Jangan kira Mireya akan menolak, karena Mireya bukan gadis dengan karakter dingin yang menjaga jarak. Bukankah lebih baik mengirit uang? Terlepas dari Mireya yang kebutuhannya selalu tercukupi.
Bukannya langsung duduk di belakang Leo yang sudah duduk di atas motor sportnya bahkan sudah memakai helm, Mireya malah menatap lama motor. Seperti memikirkan sesuatu.
"Kenapa?" tanya Leo heran.
"Sebelumnya aku gak pernah naik motor gede kayak gitu. Nyaman kan?"
"Kalau gak nyaman gak akan aku pakai."
Perlahan Mireya naik, duduk di atas jok yang tinggi itu. "Pegangan! Nanti jatuh," perintah Leo.
Mireya yang bingung pegangan di mana karena rasanya tidak enak menyentuh Leo yang sepertinya tak masalah. Tidak ada pergerakan pada Mireya, Leo pun menarik kedua tangan Mireya, melingkarkan pada pinggangnya. Karena takut jatuh, Mireya pun tak ada pilihan lain. Dengan perasaan terpaksa Mireya pun melakukannya.

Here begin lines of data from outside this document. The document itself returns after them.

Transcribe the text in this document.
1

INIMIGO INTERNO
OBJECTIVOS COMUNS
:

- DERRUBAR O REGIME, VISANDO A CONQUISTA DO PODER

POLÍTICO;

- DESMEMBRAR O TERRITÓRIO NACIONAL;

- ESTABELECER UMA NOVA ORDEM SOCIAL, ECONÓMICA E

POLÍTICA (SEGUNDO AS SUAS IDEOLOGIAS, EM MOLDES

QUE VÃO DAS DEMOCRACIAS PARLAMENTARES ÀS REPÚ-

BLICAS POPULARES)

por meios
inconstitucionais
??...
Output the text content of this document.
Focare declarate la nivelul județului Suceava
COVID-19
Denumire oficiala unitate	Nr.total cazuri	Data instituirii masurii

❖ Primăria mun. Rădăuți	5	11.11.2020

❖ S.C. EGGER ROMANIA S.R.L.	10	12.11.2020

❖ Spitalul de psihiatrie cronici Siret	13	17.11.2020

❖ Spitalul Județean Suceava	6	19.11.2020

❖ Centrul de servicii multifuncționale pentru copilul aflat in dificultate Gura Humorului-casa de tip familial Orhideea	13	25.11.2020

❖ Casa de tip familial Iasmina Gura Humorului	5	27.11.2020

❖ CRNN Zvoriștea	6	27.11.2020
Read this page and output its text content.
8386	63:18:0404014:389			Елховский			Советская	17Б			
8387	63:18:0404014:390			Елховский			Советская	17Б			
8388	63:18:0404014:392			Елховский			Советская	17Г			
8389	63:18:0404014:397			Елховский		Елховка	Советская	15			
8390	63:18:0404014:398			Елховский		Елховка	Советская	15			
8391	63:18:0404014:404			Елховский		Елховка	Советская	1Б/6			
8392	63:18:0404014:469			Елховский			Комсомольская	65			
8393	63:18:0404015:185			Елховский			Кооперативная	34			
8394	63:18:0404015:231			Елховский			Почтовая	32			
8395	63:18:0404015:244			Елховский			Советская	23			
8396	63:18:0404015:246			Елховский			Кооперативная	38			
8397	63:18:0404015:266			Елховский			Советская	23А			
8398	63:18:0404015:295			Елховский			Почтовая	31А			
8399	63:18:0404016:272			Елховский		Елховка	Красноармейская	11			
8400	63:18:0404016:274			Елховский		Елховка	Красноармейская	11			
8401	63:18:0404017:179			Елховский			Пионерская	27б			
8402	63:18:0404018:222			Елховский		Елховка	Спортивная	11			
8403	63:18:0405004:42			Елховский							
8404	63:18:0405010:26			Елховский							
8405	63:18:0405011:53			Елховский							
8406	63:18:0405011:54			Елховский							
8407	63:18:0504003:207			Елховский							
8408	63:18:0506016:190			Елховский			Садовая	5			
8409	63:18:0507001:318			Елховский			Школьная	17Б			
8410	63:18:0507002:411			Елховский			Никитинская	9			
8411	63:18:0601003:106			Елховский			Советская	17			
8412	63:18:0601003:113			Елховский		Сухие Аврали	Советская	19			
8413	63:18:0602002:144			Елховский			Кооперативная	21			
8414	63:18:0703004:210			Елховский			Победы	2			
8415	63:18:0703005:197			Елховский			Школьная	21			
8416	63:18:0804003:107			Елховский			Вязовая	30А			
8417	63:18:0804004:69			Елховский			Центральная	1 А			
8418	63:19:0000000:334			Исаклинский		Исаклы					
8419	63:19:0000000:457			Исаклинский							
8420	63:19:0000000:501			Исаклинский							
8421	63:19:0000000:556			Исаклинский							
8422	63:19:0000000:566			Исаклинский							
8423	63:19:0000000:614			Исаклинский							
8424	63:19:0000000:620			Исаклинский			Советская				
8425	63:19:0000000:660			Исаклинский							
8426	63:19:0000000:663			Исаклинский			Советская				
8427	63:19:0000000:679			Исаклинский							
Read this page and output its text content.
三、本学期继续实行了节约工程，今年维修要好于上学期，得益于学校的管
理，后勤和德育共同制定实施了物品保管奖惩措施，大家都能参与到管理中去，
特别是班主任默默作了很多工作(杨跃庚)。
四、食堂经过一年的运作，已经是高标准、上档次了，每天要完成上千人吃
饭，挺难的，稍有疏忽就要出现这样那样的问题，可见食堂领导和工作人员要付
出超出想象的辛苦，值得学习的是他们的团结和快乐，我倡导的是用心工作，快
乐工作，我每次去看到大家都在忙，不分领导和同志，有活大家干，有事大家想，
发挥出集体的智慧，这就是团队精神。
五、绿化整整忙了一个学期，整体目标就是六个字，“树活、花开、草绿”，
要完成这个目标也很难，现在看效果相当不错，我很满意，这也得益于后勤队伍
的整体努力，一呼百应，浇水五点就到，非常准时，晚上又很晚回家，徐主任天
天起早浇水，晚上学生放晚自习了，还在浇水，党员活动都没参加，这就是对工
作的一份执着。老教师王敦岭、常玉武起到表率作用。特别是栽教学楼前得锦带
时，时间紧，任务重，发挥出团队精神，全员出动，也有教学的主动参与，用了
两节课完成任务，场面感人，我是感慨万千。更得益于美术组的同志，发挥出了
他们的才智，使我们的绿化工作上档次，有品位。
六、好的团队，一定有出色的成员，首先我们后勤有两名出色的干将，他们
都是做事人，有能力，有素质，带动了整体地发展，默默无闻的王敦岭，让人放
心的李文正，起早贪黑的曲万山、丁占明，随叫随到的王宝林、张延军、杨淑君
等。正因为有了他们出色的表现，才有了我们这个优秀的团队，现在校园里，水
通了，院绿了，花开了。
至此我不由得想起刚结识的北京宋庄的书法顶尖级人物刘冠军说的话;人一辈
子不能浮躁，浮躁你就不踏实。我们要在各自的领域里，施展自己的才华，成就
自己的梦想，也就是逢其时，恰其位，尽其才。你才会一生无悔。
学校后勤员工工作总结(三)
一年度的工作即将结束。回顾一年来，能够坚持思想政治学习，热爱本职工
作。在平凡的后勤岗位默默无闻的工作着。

Leo jalankan motor dengan kecepatan sedang. Mireya mencoba memperhatikan jalanan di tengah rasa takut yang mulai hilang. Mireya kira akan menakutkan.
Tidak membutuhkan waktu lama motor berhenti tepat di depan pagar Rumah Mireya setelah Mireya mengarahkan Leo. Mireya turun dengan hati-hati. Berdiri menghadap Leo yang menatap Mireya dengan wajah selalu datar dan dingin.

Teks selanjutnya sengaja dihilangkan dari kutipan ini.